Lesson Plan

Lesson Plan
Grade: Date: 17/01/2026
Subject: Computer Science
Lesson Topic: Show awareness of what a compiler has to do to translate recursive programming code
Learning Objective/s:
  • Describe the compiler phases involved in translating a recursive function.
  • Explain how activation records are created and managed on the call stack.
  • Identify when tail‑call optimisation can be applied and its effect on memory usage.
  • Analyse a simple recursive example (e.g., factorial) and trace the generated code steps.
Materials Needed:
  • Projector or interactive whiteboard
  • Slides showing compiler phases and stack diagram
  • Sample code worksheets (factorial example)
  • IDE/compiler demo (e.g., gcc) on classroom computers
  • Handout of activation‑record layout table
Introduction:
Begin with a quick question: What happens inside a program when a function calls itself? Review prior learning on recursion and call‑stack basics. Explain that today’s success criteria are to understand how a compiler translates such calls and to recognise optimisation opportunities.
Lesson Structure:
  1. Do‑now (5') – Students answer a short prompt about recursion behaviour.
  2. Mini‑lecture (10') – Overview of compiler phases for recursive code, using slides.
  3. Walkthrough (15') – Step‑by‑step translation of the factorial function, highlighting activation‑record creation.
  4. Guided practice (10') – In pairs, students annotate a worksheet showing stack changes for several recursive calls.
  5. Optimisation demo (10') – Demonstrate tail‑call optimisation with an example and discuss applicability.

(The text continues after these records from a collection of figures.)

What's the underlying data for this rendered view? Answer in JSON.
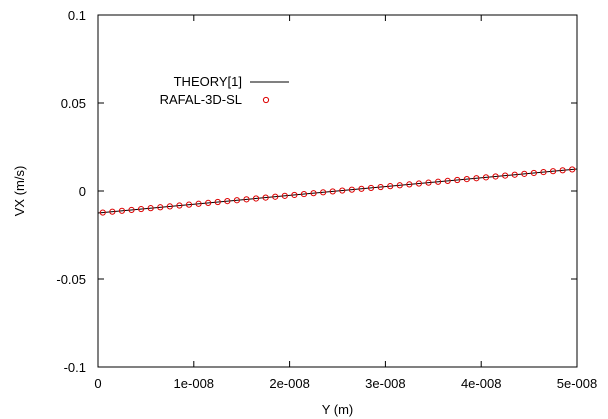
{
  "chart_data": {
    "type": "scatter",
    "xlabel": "Y (m)",
    "ylabel": "VX (m/s)",
    "xlim": [
      0,
      5e-08
    ],
    "ylim": [
      -0.1,
      0.1
    ],
    "x_ticks": [
      0,
      1e-08,
      2e-08,
      3e-08,
      4e-08,
      5e-08
    ],
    "x_tick_labels": [
      "0",
      "1e-008",
      "2e-008",
      "3e-008",
      "4e-008",
      "5e-008"
    ],
    "y_ticks": [
      -0.1,
      -0.05,
      0,
      0.05,
      0.1
    ],
    "y_tick_labels": [
      "-0.1",
      "-0.05",
      "0",
      "0.05",
      "0.1"
    ],
    "grid": false,
    "legend_position": "top-left",
    "series": [
      {
        "name": "THEORY[1]",
        "kind": "line",
        "color": "#000000",
        "x": [
          0,
          5e-08
        ],
        "y": [
          -0.0125,
          0.0125
        ]
      },
      {
        "name": "RAFAL-3D-SL",
        "kind": "markers",
        "marker": "open-circle",
        "color": "#dd0000",
        "x": [
          5e-10,
          1.5e-09,
          2.5e-09,
          3.5e-09,
          4.5e-09,
          5.5e-09,
          6.5e-09,
          7.5e-09,
          8.5e-09,
          9.5e-09,
          1.05e-08,
          1.15e-08,
          1.25e-08,
          1.35e-08,
          1.45e-08,
          1.55e-08,
          1.65e-08,
          1.75e-08,
          1.85e-08,
          1.95e-08,
          2.05e-08,
          2.15e-08,
          2.25e-08,
          2.35e-08,
          2.45e-08,
          2.55e-08,
          2.65e-08,
          2.75e-08,
          2.85e-08,
          2.95e-08,
          3.05e-08,
          3.15e-08,
          3.25e-08,
          3.35e-08,
          3.45e-08,
          3.55e-08,
          3.65e-08,
          3.75e-08,
          3.85e-08,
          3.95e-08,
          4.05e-08,
          4.15e-08,
          4.25e-08,
          4.35e-08,
          4.45e-08,
          4.55e-08,
          4.65e-08,
          4.75e-08,
          4.85e-08,
          4.95e-08
        ],
        "y": [
          -0.01225,
          -0.01175,
          -0.01125,
          -0.01075,
          -0.01025,
          -0.00975,
          -0.00925,
          -0.00875,
          -0.00825,
          -0.00775,
          -0.00725,
          -0.00675,
          -0.00625,
          -0.00575,
          -0.00525,
          -0.00475,
          -0.00425,
          -0.00375,
          -0.00325,
          -0.00275,
          -0.00225,
          -0.00175,
          -0.00125,
          -0.00075,
          -0.00025,
          0.00025,
          0.00075,
          0.00125,
          0.00175,
          0.00225,
          0.00275,
          0.00325,
          0.00375,
          0.00425,
          0.00475,
          0.00525,
          0.00575,
          0.00625,
          0.00675,
          0.00725,
          0.00775,
          0.00825,
          0.00875,
          0.00925,
          0.00975,
          0.01025,
          0.01075,
          0.01125,
          0.01175,
          0.01225
        ]
      }
    ]
  }
}
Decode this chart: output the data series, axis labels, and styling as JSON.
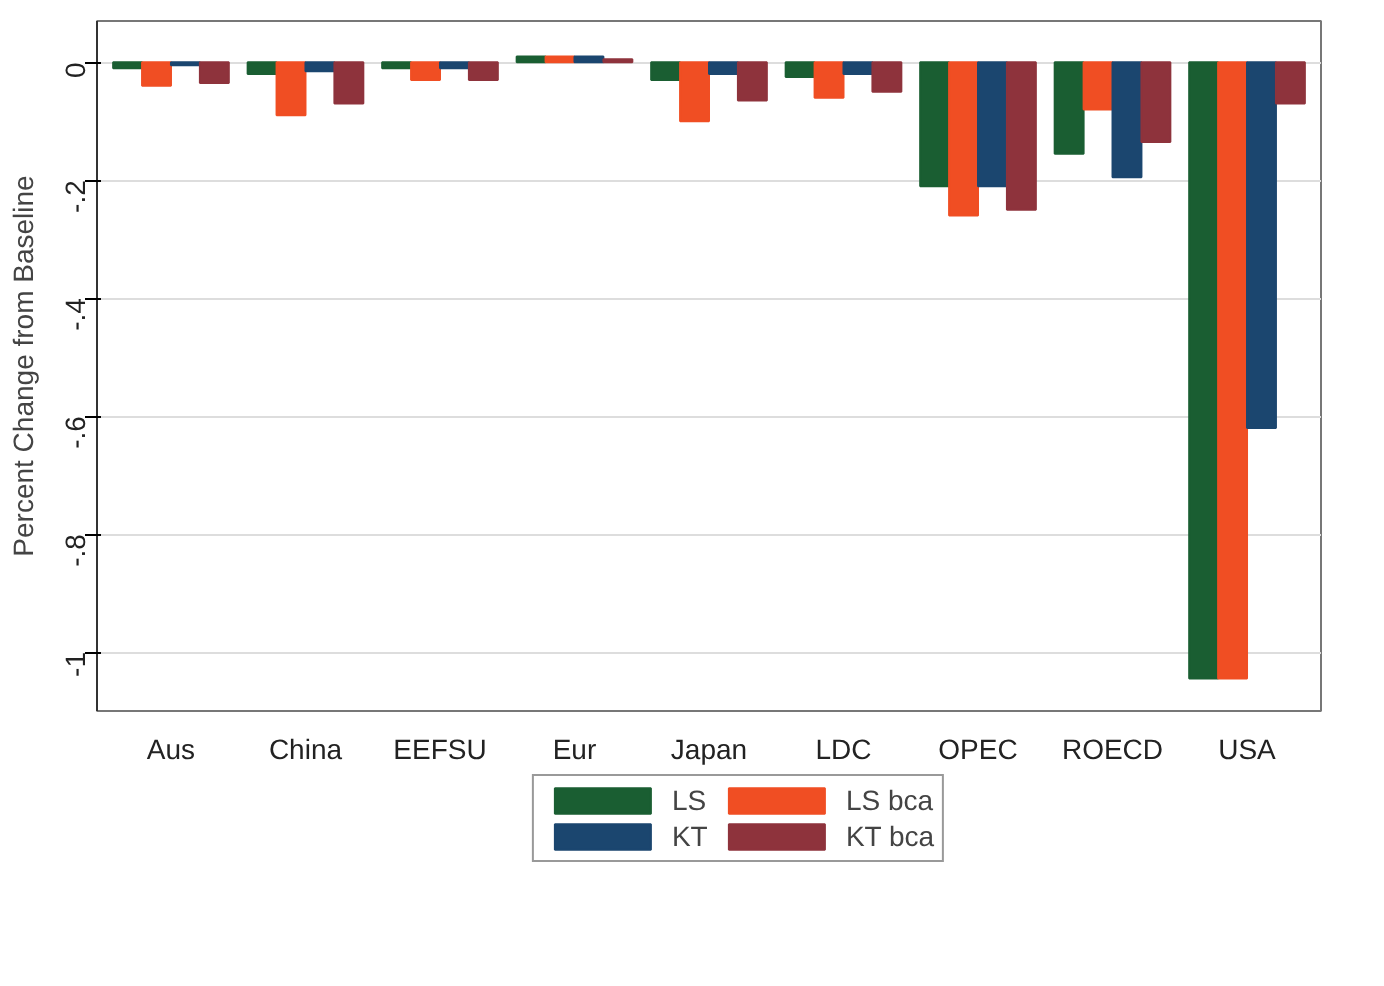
{
  "chart_data": {
    "type": "bar",
    "ylabel": "Percent Change from Baseline",
    "categories": [
      "Aus",
      "China",
      "EEFSU",
      "Eur",
      "Japan",
      "LDC",
      "OPEC",
      "ROECD",
      "USA"
    ],
    "series": [
      {
        "name": "LS",
        "color": "#1a5e32",
        "values": [
          -0.01,
          -0.02,
          -0.01,
          0.01,
          -0.03,
          -0.025,
          -0.21,
          -0.155,
          -1.045
        ]
      },
      {
        "name": "LS bca",
        "color": "#f04e23",
        "values": [
          -0.04,
          -0.09,
          -0.03,
          0.01,
          -0.1,
          -0.06,
          -0.26,
          -0.08,
          -1.045
        ]
      },
      {
        "name": "KT",
        "color": "#1b466f",
        "values": [
          -0.005,
          -0.015,
          -0.01,
          0.01,
          -0.02,
          -0.02,
          -0.21,
          -0.195,
          -0.62
        ]
      },
      {
        "name": "KT bca",
        "color": "#8e333c",
        "values": [
          -0.035,
          -0.07,
          -0.03,
          0.005,
          -0.065,
          -0.05,
          -0.25,
          -0.135,
          -0.07
        ]
      }
    ],
    "ylim": [
      -1.1,
      0.07
    ],
    "yticks": [
      0,
      {
        "value": -0.2,
        "label": "-.2"
      },
      {
        "value": -0.4,
        "label": "-.4"
      },
      {
        "value": -0.6,
        "label": "-.6"
      },
      {
        "value": -0.8,
        "label": "-.8"
      },
      -1
    ],
    "grid": "y",
    "legend": "bottom"
  }
}
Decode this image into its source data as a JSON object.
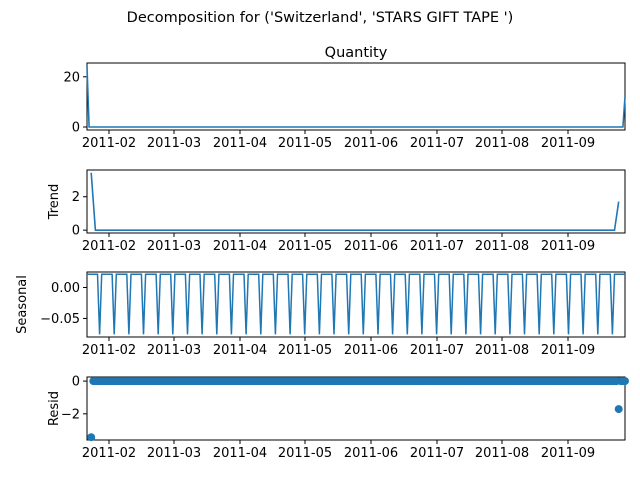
{
  "figure": {
    "suptitle": "Decomposition for ('Switzerland', 'STARS GIFT TAPE ')"
  },
  "chart_data": [
    {
      "type": "line",
      "title": "Quantity",
      "ylabel": "",
      "x_ticks": [
        "2011-02",
        "2011-03",
        "2011-04",
        "2011-05",
        "2011-06",
        "2011-07",
        "2011-08",
        "2011-09"
      ],
      "y_ticks": [
        "0",
        "20"
      ],
      "ylim": [
        -1.2,
        25.5
      ],
      "x_range": [
        "2011-01-18",
        "2011-10-02"
      ],
      "series": [
        {
          "values": [
            [
              0,
              24
            ],
            [
              1,
              0
            ],
            [
              256,
              0
            ],
            [
              257,
              12
            ]
          ]
        }
      ]
    },
    {
      "type": "line",
      "title": "",
      "ylabel": "Trend",
      "x_ticks": [
        "2011-02",
        "2011-03",
        "2011-04",
        "2011-05",
        "2011-06",
        "2011-07",
        "2011-08",
        "2011-09"
      ],
      "y_ticks": [
        "0",
        "2"
      ],
      "ylim": [
        -0.17,
        3.6
      ],
      "series": [
        {
          "values": [
            [
              2,
              3.43
            ],
            [
              4,
              0
            ],
            [
              252,
              0
            ],
            [
              254,
              1.71
            ]
          ]
        }
      ]
    },
    {
      "type": "line",
      "title": "",
      "ylabel": "Seasonal",
      "x_ticks": [
        "2011-02",
        "2011-03",
        "2011-04",
        "2011-05",
        "2011-06",
        "2011-07",
        "2011-08",
        "2011-09"
      ],
      "y_ticks": [
        "0.00",
        "−0.05"
      ],
      "ylim": [
        -0.08,
        0.025
      ],
      "period": 7,
      "series": [
        {
          "pattern": [
            0.0214,
            0.0214,
            0.0214,
            0.0214,
            0.0214,
            0.0214,
            -0.0756
          ]
        }
      ]
    },
    {
      "type": "scatter",
      "title": "",
      "ylabel": "Resid",
      "x_ticks": [
        "2011-02",
        "2011-03",
        "2011-04",
        "2011-05",
        "2011-06",
        "2011-07",
        "2011-08",
        "2011-09"
      ],
      "y_ticks": [
        "0",
        "−2"
      ],
      "ylim": [
        -3.6,
        0.25
      ],
      "series": [
        {
          "points": [
            [
              2,
              -3.43
            ],
            [
              254,
              -1.71
            ]
          ],
          "baseline": 0
        }
      ]
    }
  ],
  "colors": {
    "series": "#1f77b4",
    "axes": "#000000"
  }
}
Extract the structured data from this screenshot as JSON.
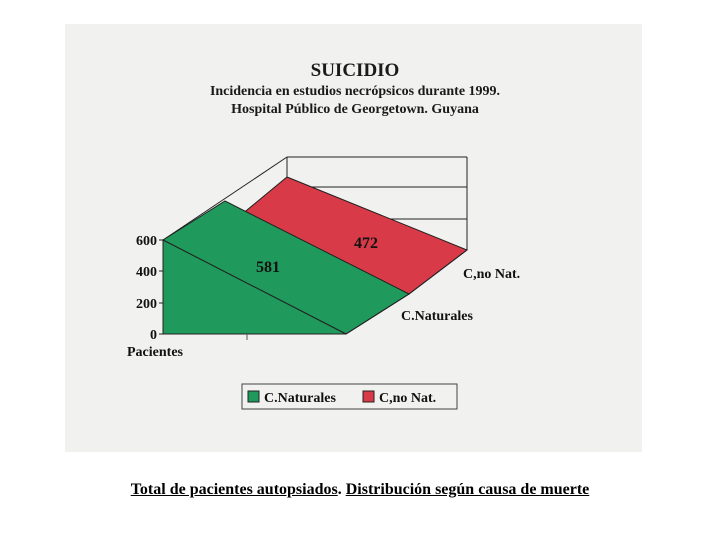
{
  "chart_data": {
    "type": "area",
    "title": "SUICIDIO",
    "subtitle_lines": [
      "Incidencia en estudios necrópsicos durante 1999.",
      "Hospital Público de Georgetown. Guyana"
    ],
    "ylabel": "Pacientes",
    "yticks": [
      "0",
      "200",
      "400",
      "600"
    ],
    "ylim": [
      0,
      600
    ],
    "series": [
      {
        "name": "C.Naturales",
        "value": 581,
        "value_label": "581",
        "color": "#1f9a5c"
      },
      {
        "name": "C,no Nat.",
        "value": 472,
        "value_label": "472",
        "color": "#d83a48"
      }
    ],
    "depth_labels": [
      "C.Naturales",
      "C,no Nat."
    ],
    "legend": [
      {
        "label": "C.Naturales",
        "color": "#1f9a5c"
      },
      {
        "label": "C,no Nat.",
        "color": "#d83a48"
      }
    ],
    "legend_position": "bottom"
  },
  "caption": {
    "part1": "Total de pacientes autopsiados",
    "sep": ". ",
    "part2": "Distribución según causa de muerte"
  }
}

  6. Check for understanding (5') – Quick quiz (Kahoot) on key concepts.
Conclusion:
Summarise how the compiler builds the call stack and where optimisation can reduce its depth. Have students write an exit‑ticket note describing a situation where tail‑call optimisation would be beneficial. Assign homework to research how another programming language handles recursion and optimisation.